Nasal Decongestants Widely Used in Treating Cough and Cold May be Linked to Seizures, Stroke: Report

Nasal decongestants, used quite often for treating cough, cold as well as allergy, may be linked to seizures and stroke, according to a report.

Health authorities in the UK said that nasal decongestants containing the drug pseudoephedrine pose a "very rare risk of posterior reversible encephalopathy syndrome (PRES) and reversible cerebral vasoconstriction syndrome (RCVS)".

PRES and RCVS are rare, reversible conditions, and most patients fully recover with appropriate treatment.

Stroke Wikimedia Commons

Reduced Blood Supply

Both can involve reduced blood supply (ischaemia) to the brain and may cause major and life-threatening complications in some cases. Reported symptoms include sudden onset of severe headache, nausea, vomiting, seizures, confusion and visual disturbances.

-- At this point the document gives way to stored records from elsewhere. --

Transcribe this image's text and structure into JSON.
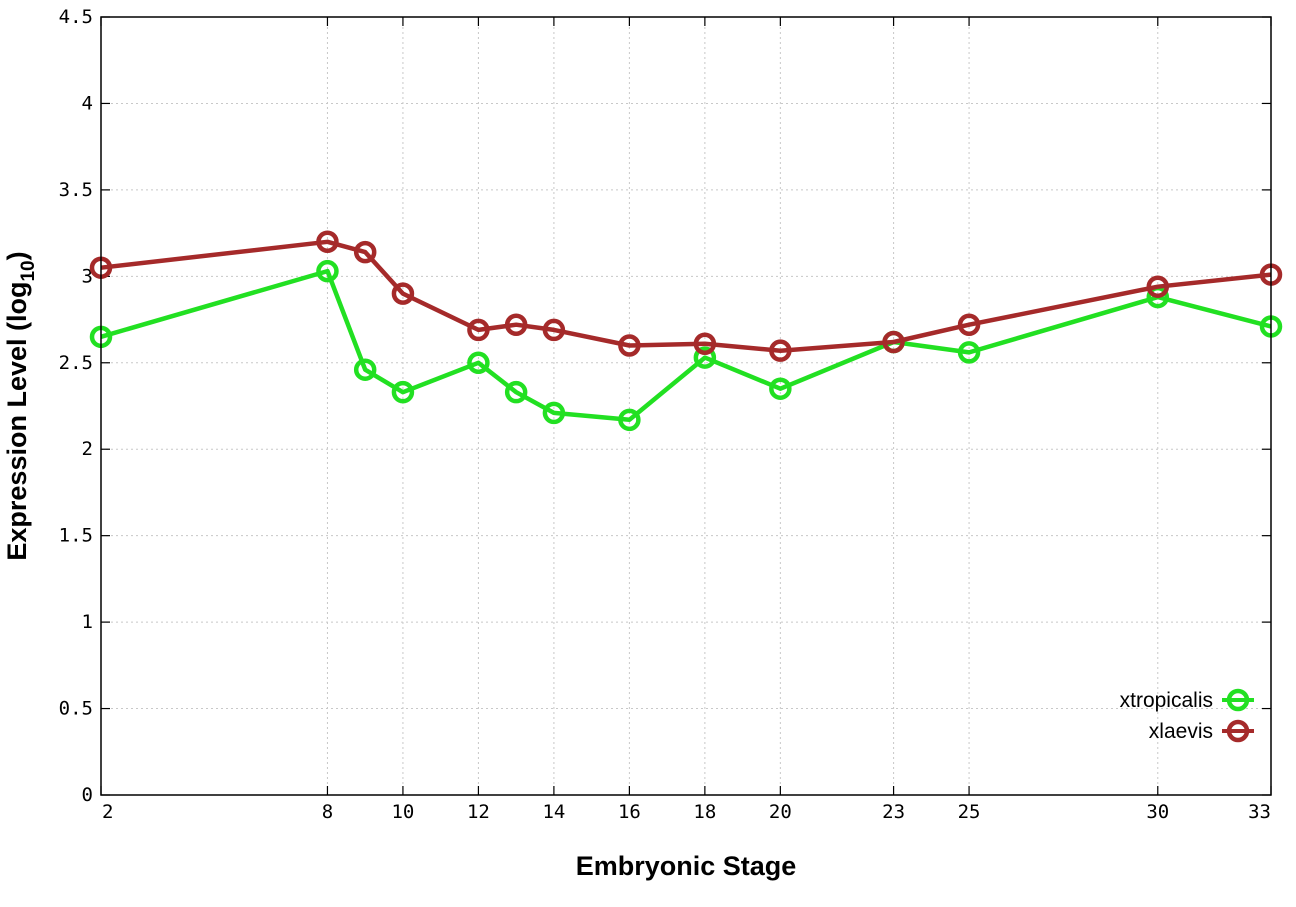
{
  "chart_data": {
    "type": "line",
    "xlabel": "Embryonic Stage",
    "ylabel": "Expression Level (log",
    "ylabel_sub": "10",
    "ylabel_close": ")",
    "x": [
      2,
      8,
      9,
      10,
      12,
      13,
      14,
      16,
      18,
      20,
      23,
      25,
      30,
      33
    ],
    "x_tick_labels": [
      "2",
      "8",
      "10",
      "12",
      "14",
      "16",
      "18",
      "20",
      "23",
      "25",
      "30",
      "33"
    ],
    "x_ticks": [
      2,
      8,
      10,
      12,
      14,
      16,
      18,
      20,
      23,
      25,
      30,
      33
    ],
    "xlim": [
      2,
      33
    ],
    "y_ticks": [
      0,
      0.5,
      1,
      1.5,
      2,
      2.5,
      3,
      3.5,
      4,
      4.5
    ],
    "y_tick_labels": [
      "0",
      "0.5",
      "1",
      "1.5",
      "2",
      "2.5",
      "3",
      "3.5",
      "4",
      "4.5"
    ],
    "ylim": [
      0,
      4.5
    ],
    "grid": true,
    "legend_position": "bottom-right",
    "series": [
      {
        "name": "xtropicalis",
        "color": "#22e022",
        "values": [
          2.65,
          3.03,
          2.46,
          2.33,
          2.5,
          2.33,
          2.21,
          2.17,
          2.53,
          2.35,
          2.62,
          2.56,
          2.88,
          2.71
        ]
      },
      {
        "name": "xlaevis",
        "color": "#a52a2a",
        "values": [
          3.05,
          3.2,
          3.14,
          2.9,
          2.69,
          2.72,
          2.69,
          2.6,
          2.61,
          2.57,
          2.62,
          2.72,
          2.94,
          3.01
        ]
      }
    ]
  }
}
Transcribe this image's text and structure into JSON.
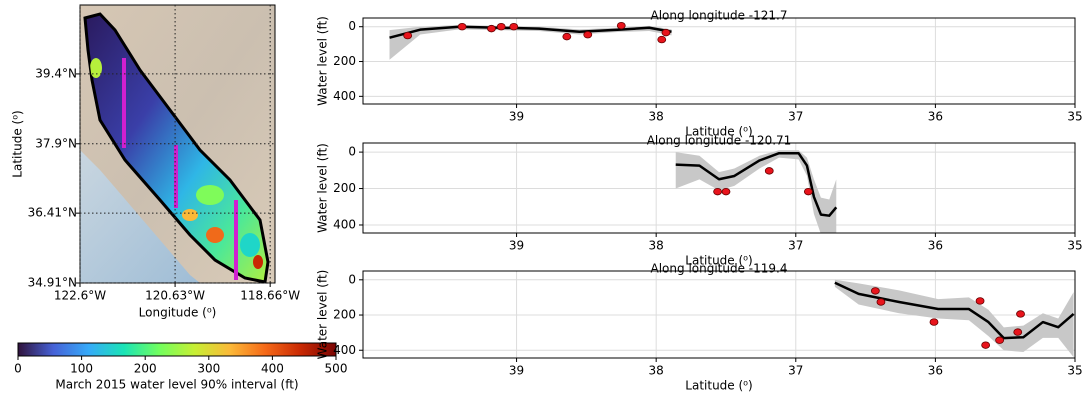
{
  "chart_data": [
    {
      "type": "map",
      "xlabel": "Longitude (⁰)",
      "ylabel": "Latitude (⁰)",
      "xlim": [
        -122.6,
        -118.56
      ],
      "ylim": [
        34.91,
        40.88
      ],
      "xticks": [
        {
          "value": -122.6,
          "label": "122.6°W"
        },
        {
          "value": -120.63,
          "label": "120.63°W"
        },
        {
          "value": -118.66,
          "label": "118.66°W"
        }
      ],
      "yticks": [
        {
          "value": 34.91,
          "label": "34.91°N"
        },
        {
          "value": 36.41,
          "label": "36.41°N"
        },
        {
          "value": 37.9,
          "label": "37.9°N"
        },
        {
          "value": 39.4,
          "label": "39.4°N"
        }
      ]
    },
    {
      "type": "colorbar",
      "label": "March 2015 water level 90% interval (ft)",
      "xlim": [
        0,
        500
      ],
      "xticks": [
        0,
        100,
        200,
        300,
        400,
        500
      ],
      "colors": [
        "#30123b",
        "#4662d7",
        "#36aaf9",
        "#1ae4b6",
        "#72fe5e",
        "#c7ef34",
        "#fbb938",
        "#f56918",
        "#c92903",
        "#7a0403"
      ]
    },
    {
      "type": "line",
      "title": "Along longitude -121.7",
      "xlabel": "Latitude (⁰)",
      "ylabel": "Water level (ft)",
      "xlim": [
        40.1,
        35
      ],
      "ylim": [
        444,
        -50
      ],
      "xticks": [
        39,
        38,
        37,
        36,
        35
      ],
      "yticks": [
        0,
        200,
        400
      ],
      "grid": true,
      "x": [
        39.91,
        39.69,
        39.41,
        39.12,
        38.84,
        38.55,
        38.26,
        38.05,
        37.89
      ],
      "series": [
        {
          "color": "#000000",
          "band_color": "#c8c8c8",
          "values": [
            63,
            17,
            0,
            6,
            11,
            29,
            17,
            6,
            29
          ],
          "lower": [
            20,
            0,
            -10,
            -5,
            0,
            15,
            5,
            -5,
            15
          ],
          "upper": [
            190,
            45,
            15,
            20,
            25,
            45,
            30,
            25,
            50
          ]
        }
      ],
      "points": {
        "color": "#e8141c",
        "x": [
          39.78,
          39.39,
          39.18,
          39.11,
          39.02,
          38.64,
          38.49,
          38.25,
          37.96,
          37.93
        ],
        "values": [
          51,
          0,
          11,
          0,
          0,
          57,
          46,
          -6,
          74,
          34
        ]
      }
    },
    {
      "type": "line",
      "title": "Along longitude -120.71",
      "xlabel": "Latitude (⁰)",
      "ylabel": "Water level (ft)",
      "xlim": [
        40.1,
        35
      ],
      "ylim": [
        444,
        -50
      ],
      "xticks": [
        39,
        38,
        37,
        36,
        35
      ],
      "yticks": [
        0,
        200,
        400
      ],
      "grid": true,
      "x": [
        37.86,
        37.69,
        37.55,
        37.44,
        37.26,
        37.12,
        36.98,
        36.92,
        36.87,
        36.82,
        36.76,
        36.71
      ],
      "series": [
        {
          "color": "#000000",
          "band_color": "#c8c8c8",
          "values": [
            69,
            74,
            149,
            131,
            46,
            6,
            6,
            74,
            246,
            343,
            349,
            303
          ],
          "lower": [
            0,
            20,
            110,
            90,
            20,
            -10,
            -10,
            30,
            150,
            250,
            260,
            150
          ],
          "upper": [
            200,
            150,
            210,
            185,
            90,
            30,
            40,
            130,
            340,
            450,
            450,
            450
          ]
        }
      ],
      "points": {
        "color": "#e8141c",
        "x": [
          37.56,
          37.5,
          37.19,
          36.91
        ],
        "values": [
          217,
          217,
          103,
          217
        ]
      }
    },
    {
      "type": "line",
      "title": "Along longitude -119.4",
      "xlabel": "Latitude (⁰)",
      "ylabel": "Water level (ft)",
      "xlim": [
        40.1,
        35
      ],
      "ylim": [
        444,
        -50
      ],
      "xticks": [
        39,
        38,
        37,
        36,
        35
      ],
      "yticks": [
        0,
        200,
        400
      ],
      "grid": true,
      "x": [
        36.72,
        36.55,
        36.26,
        35.98,
        35.76,
        35.62,
        35.51,
        35.37,
        35.23,
        35.12,
        35.01
      ],
      "series": [
        {
          "color": "#000000",
          "band_color": "#c8c8c8",
          "values": [
            17,
            80,
            126,
            166,
            166,
            240,
            331,
            326,
            240,
            269,
            194
          ],
          "lower": [
            0,
            20,
            60,
            110,
            100,
            170,
            270,
            260,
            190,
            220,
            70
          ],
          "upper": [
            40,
            140,
            190,
            220,
            230,
            320,
            400,
            410,
            330,
            330,
            440
          ]
        }
      ],
      "points": {
        "color": "#e8141c",
        "x": [
          36.43,
          36.39,
          36.01,
          35.68,
          35.64,
          35.54,
          35.41,
          35.39
        ],
        "values": [
          63,
          126,
          240,
          120,
          371,
          343,
          297,
          194
        ]
      }
    }
  ]
}
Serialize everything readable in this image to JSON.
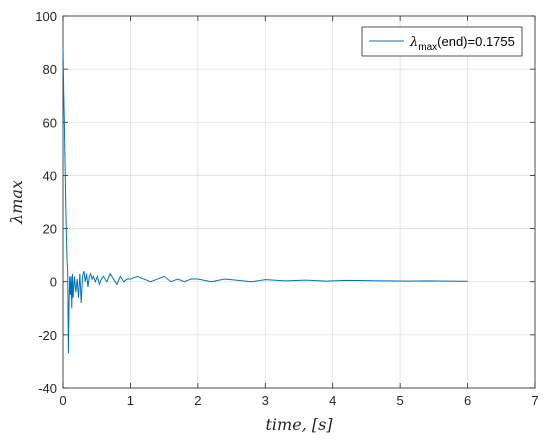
{
  "chart_data": {
    "type": "line",
    "xlabel": "time, [s]",
    "ylabel": "λmax",
    "xlim": [
      0,
      7
    ],
    "ylim": [
      -40,
      100
    ],
    "xticks": [
      0,
      1,
      2,
      3,
      4,
      5,
      6,
      7
    ],
    "yticks": [
      -40,
      -20,
      0,
      20,
      40,
      60,
      80,
      100
    ],
    "grid": true,
    "legend": {
      "position": "top-right",
      "entries": [
        {
          "symbol": "λ",
          "subscript": "max",
          "suffix": "(end)=0.1755"
        }
      ]
    },
    "series": [
      {
        "color": "#0072BD",
        "x": [
          0,
          0.01,
          0.02,
          0.03,
          0.04,
          0.05,
          0.06,
          0.07,
          0.08,
          0.09,
          0.1,
          0.11,
          0.12,
          0.13,
          0.14,
          0.15,
          0.17,
          0.19,
          0.21,
          0.23,
          0.25,
          0.27,
          0.29,
          0.31,
          0.33,
          0.35,
          0.37,
          0.39,
          0.41,
          0.43,
          0.45,
          0.48,
          0.51,
          0.54,
          0.57,
          0.6,
          0.65,
          0.7,
          0.75,
          0.8,
          0.85,
          0.9,
          0.95,
          1.0,
          1.1,
          1.2,
          1.3,
          1.4,
          1.5,
          1.6,
          1.7,
          1.8,
          1.9,
          2.0,
          2.2,
          2.4,
          2.6,
          2.8,
          3.0,
          3.3,
          3.6,
          3.9,
          4.2,
          4.5,
          4.8,
          5.1,
          5.4,
          5.7,
          6.0
        ],
        "y": [
          88,
          72,
          60,
          45,
          30,
          18,
          8,
          4,
          -27,
          -8,
          2,
          -5,
          2,
          -10,
          3,
          -6,
          2,
          -4,
          1,
          -6,
          3,
          -8,
          2,
          4,
          0,
          3,
          -2,
          2,
          3,
          1,
          2,
          0,
          2,
          -1,
          1,
          2,
          0,
          3,
          1,
          -1,
          2,
          0,
          1,
          1,
          2,
          1,
          0,
          1,
          2,
          0,
          1,
          0,
          1,
          1,
          0,
          1,
          0.5,
          0,
          0.8,
          0.3,
          0.6,
          0.2,
          0.5,
          0.4,
          0.3,
          0.2,
          0.3,
          0.2,
          0.1755
        ]
      }
    ]
  }
}
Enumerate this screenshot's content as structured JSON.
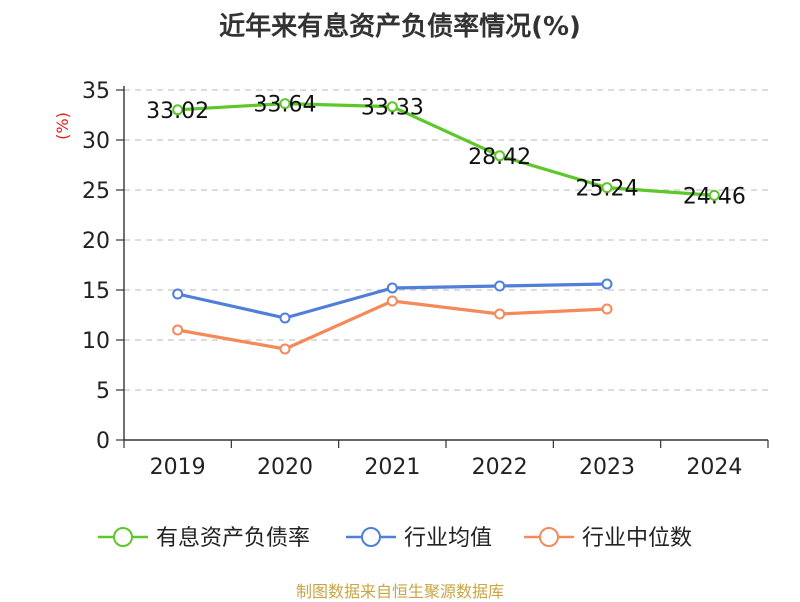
{
  "chart_data": {
    "type": "line",
    "title": "近年来有息资产负债率情况(%)",
    "ylabel": "(%)",
    "xlabel": "",
    "categories": [
      "2019",
      "2020",
      "2021",
      "2022",
      "2023",
      "2024"
    ],
    "ylim": [
      0,
      35
    ],
    "yticks": [
      0,
      5,
      10,
      15,
      20,
      25,
      30,
      35
    ],
    "grid": "horizontal-dashed",
    "legend": "bottom",
    "series": [
      {
        "name": "有息资产负债率",
        "color": "#5ec72a",
        "values": [
          33.02,
          33.64,
          33.33,
          28.42,
          25.24,
          24.46
        ],
        "labels": [
          "33.02",
          "33.64",
          "33.33",
          "28.42",
          "25.24",
          "24.46"
        ]
      },
      {
        "name": "行业均值",
        "color": "#4f7fd9",
        "values": [
          14.6,
          12.2,
          15.2,
          15.4,
          15.6,
          null
        ]
      },
      {
        "name": "行业中位数",
        "color": "#f4895a",
        "values": [
          11.0,
          9.1,
          13.9,
          12.6,
          13.1,
          null
        ]
      }
    ]
  },
  "footer": {
    "source": "制图数据来自恒生聚源数据库"
  }
}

The UK Medicines and Healthcare products Regulatory Agency (MHRA) said its "reviewing available evidence" on pseudoephedrine-containing medicines.

While "the potential risk is considered to be very rare," the agency advised people to discontinue and seek medical advice immediately if the symptoms appear.

Pseudoephedrine works by stimulating nerve endings to release the chemical noradrenaline, which causes the blood vessels to constrict (narrow). This reduces the amount of fluid released from the vessels, resulting in less swelling and less mucus production in the nose.

The UK-wide review for pseudoephedrine was initiated after regulators in France alerted European drugs regulator the EMA, which is also conducting a review, about some recent, rare cases.

Pseudoephedrine-containing medicines have a known risk of cardiovascular and cerebrovascular ischaemic events (side effects involving ischaemia in the heart and brain), including stroke and heart attack. Restrictions and warnings are already included in the medicines' product information to reduce these risks.